Installing the Streaming Server

Installing the Streaming Server

The Greenplum Streaming Server (GPSS) components are included in the Greenplum Database 5 and 6 server distributions. If you want to install the newest version of these components, you may be required to download a package from the Pivotal Greenplum Streaming Server tile on Pivotal Network.

GPSS packages available for download for Redhat/CentOS 6 and 7 systems include:

  • GPSS gppkg Installer - A .gppkg file that you install to upgrade GPSS on all hosts in your Greenplum Database cluster.
  • GPSS ETL Installer - An .rpm file to install or upgrade GPSS on a dedicated ETL server host with no Greenplum Database bits installed.
  • GPSS tarball - A .tar.gz file that you install to upgrade GPSS on a single dedicated ETL server host that includes a Greenplum Database server installation.

About the Download Packages

The GPSS gppkg Installer and the GPSS tarball package files install the libraries, executables, and script files required to register and use the Greenplum Streaming Server client and server utilities directly into your Greenplum Database installation.

The GPSS ETL Installer package file installs the client side executables and dependent libraries, and a script to set up the ETL runtime environment.

Table 1. Installed Programs
Name Description
gpkafka Load Kafka data into Greenplum Database using a single command.
gpss Start a Pivotal Greenplum Stream Server instance.
gpsscli Manage (submit, start, stop, and so forth) a Pivotal Greenplum Stream Server data load job; currently supports Kafka and file data sources.
kafkacat https://github.com/edenhill/kafkacat Kafka test and debug utility.

Downloading a GPSS Installer

Download the appropriate GPSS installer package for your Greenplum Database version and operating system platform from Pivotal Network.
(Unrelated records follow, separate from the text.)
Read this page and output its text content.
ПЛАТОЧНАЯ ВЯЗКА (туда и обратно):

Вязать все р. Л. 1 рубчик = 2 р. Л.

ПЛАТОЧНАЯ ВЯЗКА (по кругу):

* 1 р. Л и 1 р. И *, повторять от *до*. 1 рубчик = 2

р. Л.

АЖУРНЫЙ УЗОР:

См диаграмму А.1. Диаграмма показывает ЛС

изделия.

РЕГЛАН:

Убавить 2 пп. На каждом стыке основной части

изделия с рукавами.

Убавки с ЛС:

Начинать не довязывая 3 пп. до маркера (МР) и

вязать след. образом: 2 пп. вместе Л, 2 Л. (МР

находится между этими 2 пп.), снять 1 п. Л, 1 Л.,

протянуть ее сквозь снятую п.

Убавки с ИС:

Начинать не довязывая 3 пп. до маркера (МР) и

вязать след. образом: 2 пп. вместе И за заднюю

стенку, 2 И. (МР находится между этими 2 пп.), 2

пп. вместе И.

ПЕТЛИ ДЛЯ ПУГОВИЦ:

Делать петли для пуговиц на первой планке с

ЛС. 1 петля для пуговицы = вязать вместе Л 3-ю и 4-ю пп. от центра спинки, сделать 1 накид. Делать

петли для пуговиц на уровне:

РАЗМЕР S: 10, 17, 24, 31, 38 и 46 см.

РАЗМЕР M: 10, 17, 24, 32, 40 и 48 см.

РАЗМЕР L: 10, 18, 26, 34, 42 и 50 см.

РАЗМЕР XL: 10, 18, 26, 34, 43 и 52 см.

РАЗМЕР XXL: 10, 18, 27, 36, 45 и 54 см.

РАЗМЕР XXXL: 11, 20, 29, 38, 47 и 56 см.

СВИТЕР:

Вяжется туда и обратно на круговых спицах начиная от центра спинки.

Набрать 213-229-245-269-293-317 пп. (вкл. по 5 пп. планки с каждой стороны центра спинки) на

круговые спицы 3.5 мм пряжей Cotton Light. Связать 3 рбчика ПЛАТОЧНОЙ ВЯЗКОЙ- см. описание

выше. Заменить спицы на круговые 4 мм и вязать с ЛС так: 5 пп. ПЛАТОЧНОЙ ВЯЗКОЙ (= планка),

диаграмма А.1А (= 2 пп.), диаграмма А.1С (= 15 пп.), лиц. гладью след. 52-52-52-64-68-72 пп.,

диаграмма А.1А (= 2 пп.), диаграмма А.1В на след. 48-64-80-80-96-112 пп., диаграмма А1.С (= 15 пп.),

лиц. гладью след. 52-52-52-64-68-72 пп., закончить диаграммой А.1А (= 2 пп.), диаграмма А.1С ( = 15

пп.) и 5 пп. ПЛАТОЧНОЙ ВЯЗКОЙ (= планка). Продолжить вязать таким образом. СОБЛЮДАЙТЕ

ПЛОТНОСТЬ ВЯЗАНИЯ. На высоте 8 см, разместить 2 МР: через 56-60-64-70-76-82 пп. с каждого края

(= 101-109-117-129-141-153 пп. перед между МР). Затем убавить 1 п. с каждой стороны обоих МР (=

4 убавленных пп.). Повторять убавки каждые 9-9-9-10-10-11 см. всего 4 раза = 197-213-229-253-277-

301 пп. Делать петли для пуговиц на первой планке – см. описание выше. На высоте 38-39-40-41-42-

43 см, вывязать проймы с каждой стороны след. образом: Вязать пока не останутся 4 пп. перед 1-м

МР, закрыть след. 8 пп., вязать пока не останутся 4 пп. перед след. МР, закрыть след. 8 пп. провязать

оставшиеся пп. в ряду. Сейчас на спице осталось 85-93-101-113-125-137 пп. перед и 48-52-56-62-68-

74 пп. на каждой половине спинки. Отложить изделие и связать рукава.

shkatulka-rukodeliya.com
For example, to download the Greenplum 6 .gppkg package for Redhat/CentOS 7, click to select the RHEL7->GPSS gppkg Installer for gpdb6 file.

The naming format of the GPSS installer files is:
gpss-gpdb<major-version>-<gpss-version>-rhel<N>-x86_64.<filetype>
For example, the GPSS installer files for Greenplum Database 5 for Redhat/CentOS 6 are named:
gpss-gpdb5-1.3.5-rhel6-x86_64.gppkg
gpss-gpdb5-1.3.5-rhel6-x86_64.tar.gz
gpss-gpdb5-1.3.5-rhel6-x86_64.rpm

Note the name and the file system location of the downloaded file.

Prerequisites

Before you install a GPSS package, ensure that you have stopped all Greenplum Streaming Server load jobs and gpss server instances running in the Greenplum Database cluster and on the ETL host system.

Installing the GPSS gppkg

The GPSS gppkg Installer updates the GPSS components on all hosts in the Greenplum Database cluster.

Note: The GPSS executables, libraries, and supporting files are installed directly into $GPHOME, overwriting the previous versions of the files.

Perform the following procedure to install the GPSS .gppkg:

  1. Locate the installer file that you downloaded from Pivotal Network and copy the file to the Greenplum Database master host.
  2. Log in to the Greenplum Database master host as the gpadmin administrative user and set up your environment. For example:
    $ ssh gpadmin@<gpmaster>
    gpadmin@gpmaster$ . /usr/local/greenplum-db/greenplum_path.sh
  3. Ensure that Greenplum Database is running.
  4. Run the gppkg command to install the GPSS .gppkg on all hosts in the Greenplum Database cluster. For example, to install the package on a Greenplum 6 cluster running on Redhat/CentOS 7:
    $ gppkg -i gpss-gpdb6-1.3.5-rhel7-x86_64.gppkg

Installing the GPSS Tarball

The GPSS tarball .tar.gz installer updates the GPSS components on a single Greenplum Database host.

Note: The GPSS executables, libraries, and supporting files are installed directly into $GPHOME, overwriting the previous versions of the files.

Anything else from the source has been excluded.